До сих пор речь шла о городах, которые составляли как бы скелет провинции. Положение же сельских территорий было несколько иным, причем его отличала гораздо большая стабильность и независимость развития основных элементов — сел и общин. Не прекращался процесс возникновения и других единиц подобною рода. Основными факторами, определявшими перемены в сельских районах, были появление вилл с рабовладельческим способом производства и ускорение формирования в некоторых областях сел с общинной организацией территориального типа. Однако даже в наиболее романизированных областях Галлии (юг, центр) рабовладельческие отношения не смогли взорвать прежнюю социальную организацию, общинный строй, и ликвидировать независимость многих территориальных единиц. Можно с уверенностью допустить также, что само по себе правовое изменение статуса тех или иных территорий не влияло или влияло в незначительной степени на реальное положение их обитателей.
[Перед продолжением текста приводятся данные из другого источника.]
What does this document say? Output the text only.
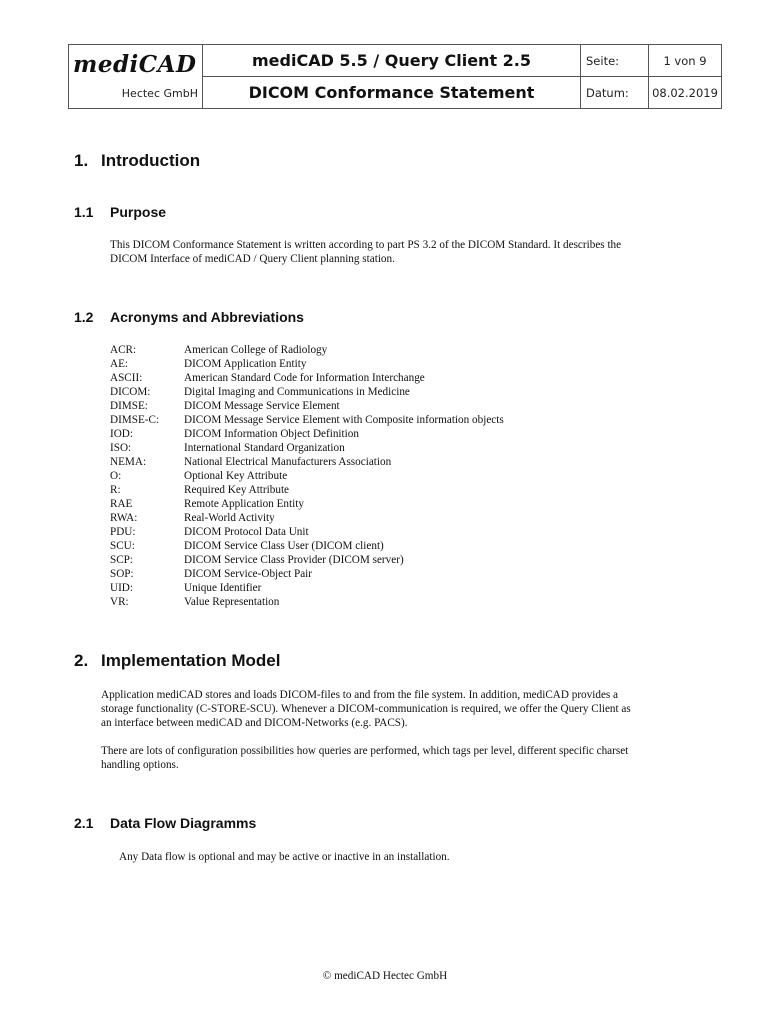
mediCAD
Hectec GmbH	mediCAD 5.5 / Query Client 2.5	Seite:	1 von 9
	DICOM Conformance Statement	Datum:	08.02.2019
1. Introduction
1.1 Purpose
This DICOM Conformance Statement is written according to part PS 3.2 of the DICOM Standard. It describes the
DICOM Interface of mediCAD / Query Client planning station.
1.2 Acronyms and Abbreviations
ACR:	American College of Radiology
AE:	DICOM Application Entity
ASCII:	American Standard Code for Information Interchange
DICOM:	Digital Imaging and Communications in Medicine
DIMSE:	DICOM Message Service Element
DIMSE-C:	DICOM Message Service Element with Composite information objects
IOD:	DICOM Information Object Definition
ISO:	International Standard Organization
NEMA:	National Electrical Manufacturers Association
O:	Optional Key Attribute
R:	Required Key Attribute
RAE	Remote Application Entity
RWA:	Real-World Activity
PDU:	DICOM Protocol Data Unit
SCU:	DICOM Service Class User (DICOM client)
SCP:	DICOM Service Class Provider (DICOM server)
SOP:	DICOM Service-Object Pair
UID:	Unique Identifier
VR:	Value Representation
2. Implementation Model
Application mediCAD stores and loads DICOM-files to and from the file system. In addition, mediCAD provides a
storage functionality (C-STORE-SCU). Whenever a DICOM-communication is required, we offer the Query Client as
an interface between mediCAD and DICOM-Networks (e.g. PACS).
There are lots of configuration possibilities how queries are performed, which tags per level, different specific charset
handling options.
2.1 Data Flow Diagramms
Any Data flow is optional and may be active or inactive in an installation.
© mediCAD Hectec GmbH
Многие данные показывают, что далеко не все земли были непосредственно приписаны к городам, а даже в тех случаях, когда это происходило, они сохраняли черты своего зародившегося в эпоху независимости самобытного устройства[364].

Вместе с тем на данной стадии мы можем принять в качестве постулата следующее положение: культурное взаимодействие галльских и римских традиций зависело от степени социальной трансформации конкретных областей страны, а она, в свою очередь, не в малой степени определялась традициями предшествующего независимою развития.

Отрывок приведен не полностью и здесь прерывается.